Fordert eine spürbare Entlastung der Betroffenen: Dr. Bodo de Vries, stellvertretender Geschäftsführer des Ev. Johanneswerks. Foto: Stephan Wemhöner

Fordert eine spürbare Entlastung der Betroffenen: Dr. Bodo de Vries, stellvertretender Geschäftsführer des Ev. Johanneswerks. Foto: Stephan Wemhöner

Kontinuierlich steigende Kosten, und jetzt auch noch eine finanzielle Entlastung, die eigentlich keine ist: Der Aufenthalt in stationären Pflegeeinrichtungen sollte dank neuer Pflegereform ab 2022 eigentlich bezahlbarer werden. Doch das, was Bewohner und deren Angehörige seit dem 1. Januar weniger zahlen müssen, wird durch wachsenden Personalbedarf bereits wieder aufgeschlagen. Und während die Pflegesätze weiter steigen, müssen auch die Kommunen mit rasant wachsenden Ausgaben für Sozialhilfe rechnen. „Sich pflegen zu lassen, bleibt damit auch künftig ein Armutsrisiko“, resümiert Dr. Bodo de Vries, stellvertretender Geschäftsführer des Ev. Johanneswerks und Vorstandsmitglied des Deutschen Evangelischen Verbandes für Altenarbeit und Pflege (DEVAP)
 

Bei vielen kommt die Entlastung nicht an

Seit Anfang des Jahres sollten die Pflegekosten für viele Bewohner von Altenheimen prozentual und stufenweise sinken. „Viele profitieren davon jedoch nicht spürbar, weil die Höhe der Entlastung an die Verweildauer in Heimen gekoppelt ist.
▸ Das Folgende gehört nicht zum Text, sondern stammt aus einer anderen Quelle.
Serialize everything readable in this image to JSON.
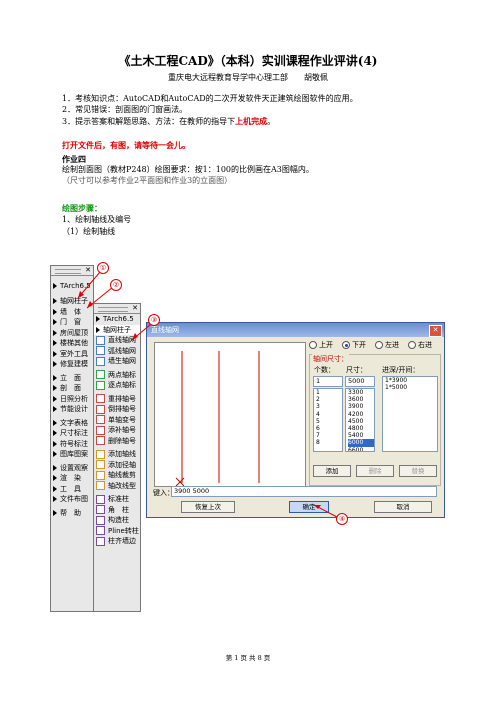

Und die ist heute kürzer denn je“, erklärt de Vries. Hinzu komme, dass der dringend benötigte Personalaufbau in der Pflege einen Kostenanstieg verursachen werde, der ebenfalls längst beschlossen sei. Experten rechnen schon jetzt vor, dass die Zuzahlungen bereits im Jahr 2023 wieder das heutige Niveau erreichen werden. Damit wäre die vermeintliche Entlastung Betroffener passé.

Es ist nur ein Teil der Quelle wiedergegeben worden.